Benchmark Suite for Explaining failures in autograding - AI Explainability Accountability
- Mentors
- Leilani Gilpin
- Organization
- UC OSPO
- Technologies
- python, javascript, html, git, bash
- Topics
- ai, XAI, Explainable AI, ML
The project aims to address a common challenge faced by both beginner and advanced programmers: understanding and learning from mistakes in code submissions. Traditional autograding systems often provide generic feedback, which may not be sufficient for students to grasp the root causes of their errors and improve their coding skills effectively.
To overcome this limitation, the project proposes the development of a sophisticated system that can analyze code submissions comprehensively. This system will consist of custom drivers designed for each programming problem, capable of detecting various types of errors and providing tailored explanations for them. These explanations will cover not only low-level syntax errors but also higher-level issues such as algorithmic design flaws or incorrect usage of data structures.

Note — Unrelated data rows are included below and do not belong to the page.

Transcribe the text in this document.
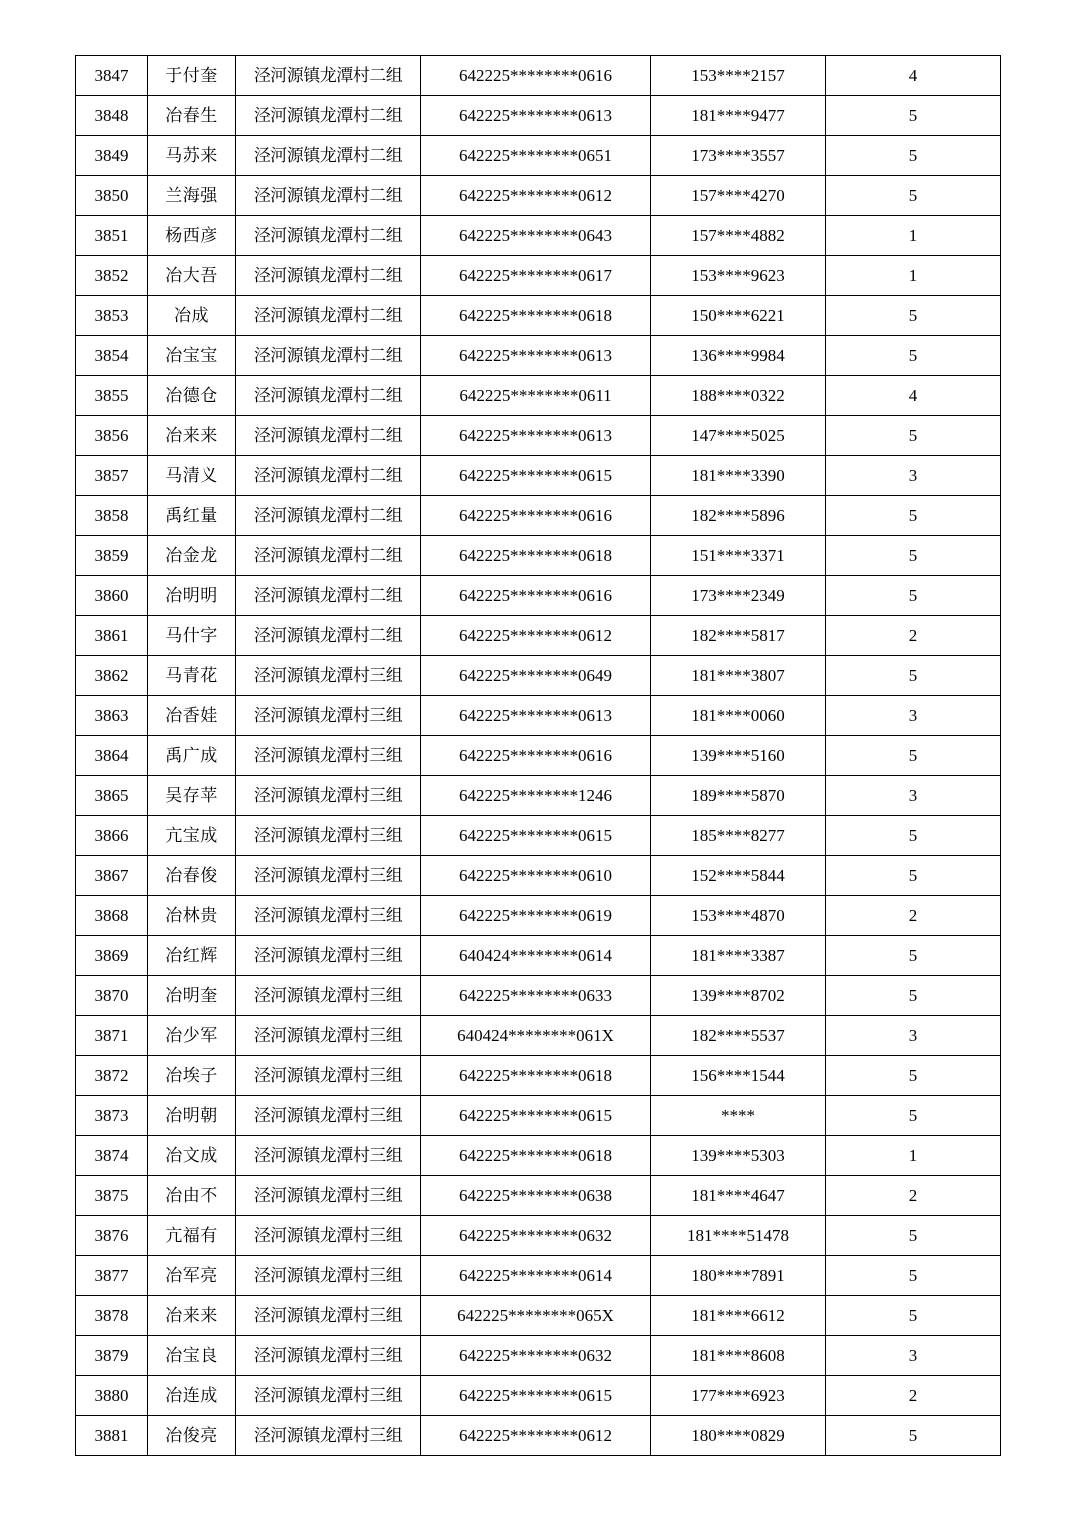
3847	于付奎	泾河源镇龙潭村二组	642225********0616	153****2157	4
3848	冶春生	泾河源镇龙潭村二组	642225********0613	181****9477	5
3849	马苏来	泾河源镇龙潭村二组	642225********0651	173****3557	5
3850	兰海强	泾河源镇龙潭村二组	642225********0612	157****4270	5
3851	杨西彦	泾河源镇龙潭村二组	642225********0643	157****4882	1
3852	冶大吾	泾河源镇龙潭村二组	642225********0617	153****9623	1
3853	冶成	泾河源镇龙潭村二组	642225********0618	150****6221	5
3854	冶宝宝	泾河源镇龙潭村二组	642225********0613	136****9984	5
3855	冶德仓	泾河源镇龙潭村二组	642225********0611	188****0322	4
3856	冶来来	泾河源镇龙潭村二组	642225********0613	147****5025	5
3857	马清义	泾河源镇龙潭村二组	642225********0615	181****3390	3
3858	禹红量	泾河源镇龙潭村二组	642225********0616	182****5896	5
3859	冶金龙	泾河源镇龙潭村二组	642225********0618	151****3371	5
3860	冶明明	泾河源镇龙潭村二组	642225********0616	173****2349	5
3861	马什字	泾河源镇龙潭村二组	642225********0612	182****5817	2
3862	马青花	泾河源镇龙潭村三组	642225********0649	181****3807	5
3863	冶香娃	泾河源镇龙潭村三组	642225********0613	181****0060	3
3864	禹广成	泾河源镇龙潭村三组	642225********0616	139****5160	5
3865	吴存苹	泾河源镇龙潭村三组	642225********1246	189****5870	3
3866	亢宝成	泾河源镇龙潭村三组	642225********0615	185****8277	5
3867	冶春俊	泾河源镇龙潭村三组	642225********0610	152****5844	5
3868	冶林贵	泾河源镇龙潭村三组	642225********0619	153****4870	2
3869	冶红辉	泾河源镇龙潭村三组	640424********0614	181****3387	5
3870	冶明奎	泾河源镇龙潭村三组	642225********0633	139****8702	5
3871	冶少军	泾河源镇龙潭村三组	640424********061X	182****5537	3
3872	冶埃子	泾河源镇龙潭村三组	642225********0618	156****1544	5
3873	冶明朝	泾河源镇龙潭村三组	642225********0615	****	5
3874	冶文成	泾河源镇龙潭村三组	642225********0618	139****5303	1
3875	冶由不	泾河源镇龙潭村三组	642225********0638	181****4647	2
3876	亢福有	泾河源镇龙潭村三组	642225********0632	181****51478	5
3877	冶军亮	泾河源镇龙潭村三组	642225********0614	180****7891	5
3878	冶来来	泾河源镇龙潭村三组	642225********065X	181****6612	5
3879	冶宝良	泾河源镇龙潭村三组	642225********0632	181****8608	3
3880	冶连成	泾河源镇龙潭村三组	642225********0615	177****6923	2
3881	冶俊亮	泾河源镇龙潭村三组	642225********0612	180****0829	5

Moreover, the project includes the creation of an intuitive interface with a structured roadmap covering programming topics from basic to advanced levels. This interface will offer a gamified learning experience, complete with progress indicators and visual feedback mechanisms to keep users engaged and motivated. By integrating the custom drivers and feedback pipeline into this interface, the project aims to provide a seamless learning experience for users at all skill levels.

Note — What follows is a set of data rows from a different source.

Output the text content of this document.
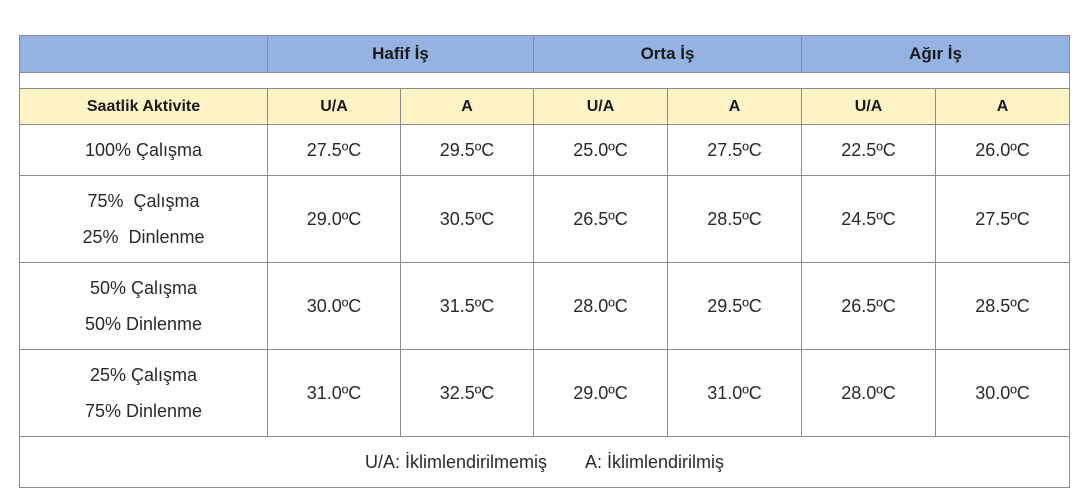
	Hafif İş		Orta İş		Ağır İş	

Saatlik Aktivite	U/A	A	U/A	A	U/A	A
100% Çalışma	27.5ºC	29.5ºC	25.0ºC	27.5ºC	22.5ºC	26.0ºC

75%  Çalışma
25%  Dinlenme	29.0ºC	30.5ºC	26.5ºC	28.5ºC	24.5ºC	27.5ºC

50% Çalışma
50% Dinlenme	30.0ºC	31.5ºC	28.0ºC	29.5ºC	26.5ºC	28.5ºC

25% Çalışma
75% Dinlenme	31.0ºC	32.5ºC	29.0ºC	31.0ºC	28.0ºC	30.0ºC
U/A: İklimlendirilmemiş A: İklimlendirilmiş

Utilizing open-source tools like Monaco code editor and Judge0 for code execution ensures compatibility and accessibility across different platforms. Additionally, the project emphasizes continuous feedback and refinement through interactions with mentors, instructors, and users. This iterative approach allows for the continuous improvement of the system, ensuring its effectiveness in assisting learners in understanding programming concepts and improving their coding skills.